More details about this method of deployment is available on the CCFE GitHub page.
Standalone Method
In this method, CCFE is deployed within a webserver like Apache or Nginx that has support for serving static content from a given directory. Application servers can also be used if there is any need to discover the deployed Cruise Control hostnames and ports from an external configuration system.
To let the CCFE know all of the available Cruise Control server details, a configuration file should be made available at the URL /static/config.csv. At LinkedIn, we have built a custom webserver, using the Flask framework, that pulls the Cruise Control server and port details from our own internal cloud to auto-generate the configuration file.
Additionally, proper firewalls should be set up to ensure that the deployment is secure.
In the Standalone Method, CCFE can be deployed in these two architectures: Reverse Proxy Architecture or CORS Architecture.
Reverse Proxy Architecture
In this architecture, CCFE always communicates with the Reverse Proxy to access the REST API provided by Cruise Control. An architecture diagram for this setup looks like this:
CORS Architecture
Both Cruise Control and CCFE have built-in support for leveraging CORS to manage the Kafka clusters. In this setup, CCFE is served from a standalone webserver, and all the requests related to managing Kafka clusters are made directly to Cruise Control.
This architecture is recommended for environments where end-to-end encryption is present in the network and Cruise Control servers are protected from unwanted traffic by using a firewall. As of writing, SSL/TLS support for Cruise Control is a work in progress. For more details, see these authentication-support and ssl support tickets on GitHub.
Conclusion
Kafka usage at LinkedIn has grown at an unprecedented rate and so have the operational challenges. During the course of Kafka's evolution, LinkedIn has created and open sourced tools like Kafka Monitor, Kafka Tools, and Burrow that provide insight into Kafka clusters. Along the same lines, Cruise Control has been built and made open source, providing a unique system to automatically manage Kafka clusters.
Continuing the same trend, Cruise Control Frontend has been built to address challenges with running distributed teams and Kafka clusters.

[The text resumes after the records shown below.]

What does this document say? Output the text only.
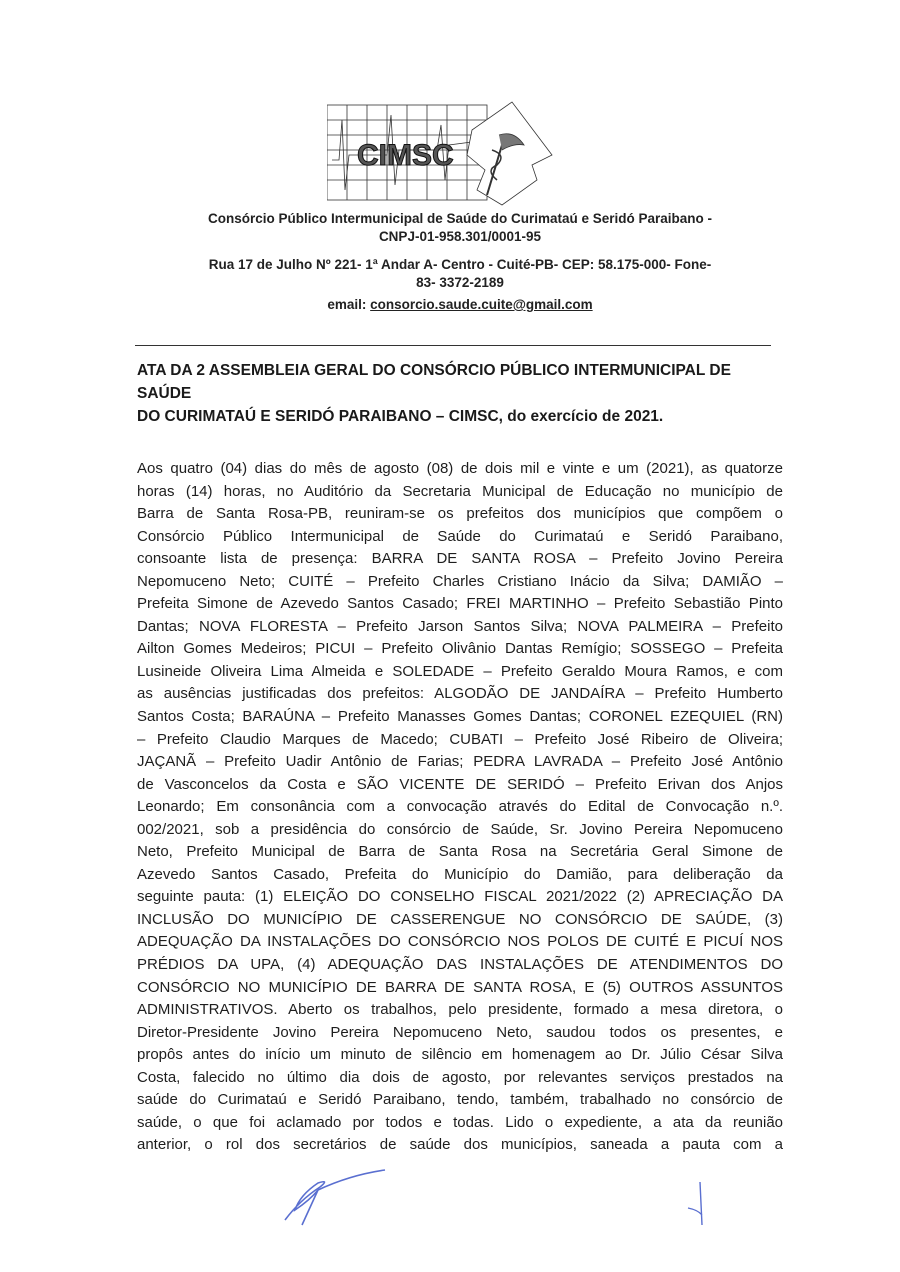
CIMSC
Consórcio Público Intermunicipal de Saúde do Curimataú e Seridó Paraibano -
CNPJ-01-958.301/0001-95
Rua 17 de Julho Nº 221- 1ª Andar A- Centro - Cuité-PB- CEP: 58.175-000- Fone-
83- 3372-2189
email: consorcio.saude.cuite@gmail.com
ATA DA 2 ASSEMBLEIA GERAL DO CONSÓRCIO PÚBLICO INTERMUNICIPAL DE SAÚDE
DO CURIMATAÚ E SERIDÓ PARAIBANO – CIMSC, do exercício de 2021.
Aos quatro (04) dias do mês de agosto (08) de dois mil e vinte e um (2021), as quatorze
horas (14) horas, no Auditório da Secretaria Municipal de Educação no município de
Barra de Santa Rosa-PB, reuniram-se os prefeitos dos municípios que compõem o
Consórcio Público Intermunicipal de Saúde do Curimataú e Seridó Paraibano,
consoante lista de presença: BARRA DE SANTA ROSA – Prefeito Jovino Pereira
Nepomuceno Neto; CUITÉ – Prefeito Charles Cristiano Inácio da Silva; DAMIÃO –
Prefeita Simone de Azevedo Santos Casado; FREI MARTINHO – Prefeito Sebastião Pinto
Dantas; NOVA FLORESTA – Prefeito Jarson Santos Silva; NOVA PALMEIRA – Prefeito
Ailton Gomes Medeiros; PICUI – Prefeito Olivânio Dantas Remígio; SOSSEGO – Prefeita
Lusineide Oliveira Lima Almeida e SOLEDADE – Prefeito Geraldo Moura Ramos, e com
as ausências justificadas dos prefeitos: ALGODÃO DE JANDAÍRA – Prefeito Humberto
Santos Costa; BARAÚNA – Prefeito Manasses Gomes Dantas; CORONEL EZEQUIEL (RN)
– Prefeito Claudio Marques de Macedo; CUBATI – Prefeito José Ribeiro de Oliveira;
JAÇANÃ – Prefeito Uadir Antônio de Farias; PEDRA LAVRADA – Prefeito José Antônio
de Vasconcelos da Costa e SÃO VICENTE DE SERIDÓ – Prefeito Erivan dos Anjos
Leonardo; Em consonância com a convocação através do Edital de Convocação n.º.
002/2021, sob a presidência do consórcio de Saúde, Sr. Jovino Pereira Nepomuceno
Neto, Prefeito Municipal de Barra de Santa Rosa na Secretária Geral Simone de
Azevedo Santos Casado, Prefeita do Município do Damião, para deliberação da
seguinte pauta: (1) ELEIÇÃO DO CONSELHO FISCAL 2021/2022 (2) APRECIAÇÃO DA
INCLUSÃO DO MUNICÍPIO DE CASSERENGUE NO CONSÓRCIO DE SAÚDE, (3)
ADEQUAÇÃO DA INSTALAÇÕES DO CONSÓRCIO NOS POLOS DE CUITÉ E PICUÍ NOS
PRÉDIOS DA UPA, (4) ADEQUAÇÃO DAS INSTALAÇÕES DE ATENDIMENTOS DO
CONSÓRCIO NO MUNICÍPIO DE BARRA DE SANTA ROSA, E (5) OUTROS ASSUNTOS
ADMINISTRATIVOS. Aberto os trabalhos, pelo presidente, formado a mesa diretora, o
Diretor-Presidente Jovino Pereira Nepomuceno Neto, saudou todos os presentes, e
propôs antes do início um minuto de silêncio em homenagem ao Dr. Júlio César Silva
Costa, falecido no último dia dois de agosto, por relevantes serviços prestados na
saúde do Curimataú e Seridó Paraibano, tendo, também, trabalhado no consórcio de
saúde, o que foi aclamado por todos e todas. Lido o expediente, a ata da reunião
anterior, o rol dos secretários de saúde dos municípios, saneada a pauta com a
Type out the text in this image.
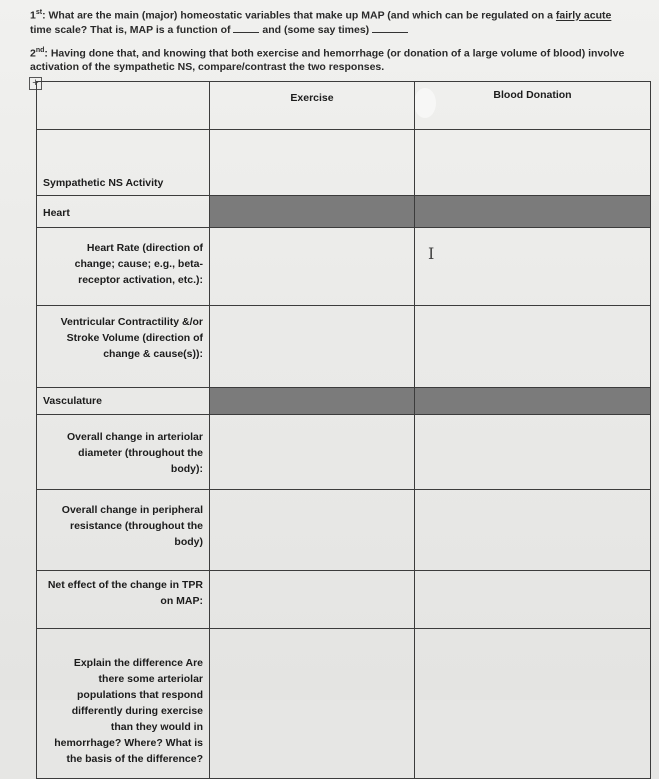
1st: What are the main (major) homeostatic variables that make up MAP (and which can be regulated on a fairly acute
time scale? That is, MAP is a function of	and (some say times)
2nd: Having done that, and knowing that both exercise and hemorrhage (or donation of a large volume of blood) involve activation of the sympathetic NS, compare/contrast the two responses.
+
	Exercise	Blood Donation
Sympathetic NS Activity		
Heart		
Heart Rate (direction of change; cause; e.g., beta-receptor activation, etc.):		
Ventricular Contractility &/or Stroke Volume (direction of change & cause(s)):		
Vasculature		
Overall change in arteriolar diameter (throughout the body):		
Overall change in peripheral resistance (throughout the body)		
Net effect of the change in TPR on MAP:		
Explain the difference Are there some arteriolar populations that respond differently during exercise than they would in hemorrhage? Where? What is the basis of the difference?		
I
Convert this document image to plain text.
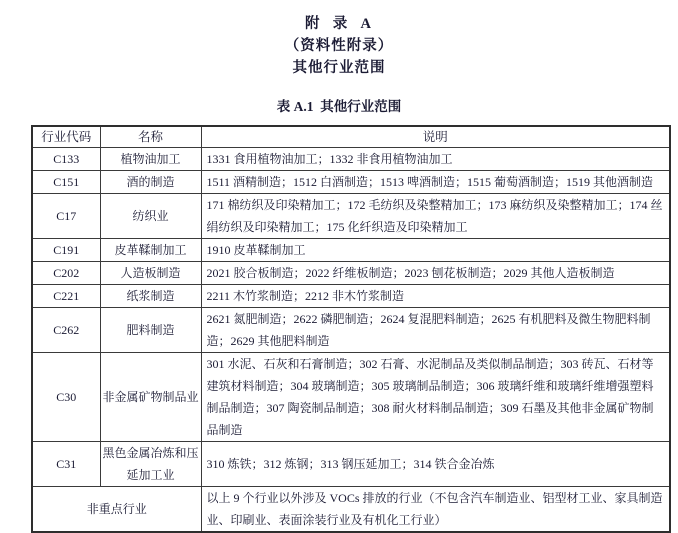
附  录  A
（资料性附录）
其他行业范围
表 A.1  其他行业范围
行业代码	名称	说明
C133	植物油加工	1331 食用植物油加工；1332 非食用植物油加工
C151	酒的制造	1511 酒精制造；1512 白酒制造；1513 啤酒制造；1515 葡萄酒制造；1519 其他酒制造
C17	纺织业	171 棉纺织及印染精加工；172 毛纺织及染整精加工；173 麻纺织及染整精加工；174 丝绢纺织及印染精加工；175 化纤织造及印染精加工
C191	皮革鞣制加工	1910 皮革鞣制加工
C202	人造板制造	2021 胶合板制造；2022 纤维板制造；2023 刨花板制造；2029 其他人造板制造
C221	纸浆制造	2211 木竹浆制造；2212 非木竹浆制造
C262	肥料制造	2621 氮肥制造；2622 磷肥制造；2624 复混肥料制造；2625 有机肥料及微生物肥料制造；2629 其他肥料制造
C30	非金属矿物制品业	301 水泥、石灰和石膏制造；302 石膏、水泥制品及类似制品制造；303 砖瓦、石材等建筑材料制造；304 玻璃制造；305 玻璃制品制造；306 玻璃纤维和玻璃纤维增强塑料制品制造；307 陶瓷制品制造；308 耐火材料制品制造；309 石墨及其他非金属矿物制品制造
C31	黑色金属冶炼和压延加工业	310 炼铁；312 炼钢；313 钢压延加工；314 铁合金冶炼
非重点行业		以上 9 个行业以外涉及 VOCs 排放的行业（不包含汽车制造业、铝型材工业、家具制造业、印刷业、表面涂装行业及有机化工行业）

CCFE leverages the Cruise Control API to operate on Kafka clusters and act as a central dashboard for the entire Kafka ecosystem. Cruise Control Frontend is the go-to application in the Kafka ecosystem at LinkedIn, which we are very happy to make available to the open source community.
Acknowledgments
The Data Streaming Team at LinkedIn has been very helpful in designing and implementing both the Cruise Control and CCFE applications to address the large-scale operational challenges with Kafka deployments. This work is not possible without their help. We also would like to thank the open source community on GitHub for providing feedback to improve the Cruise Control project.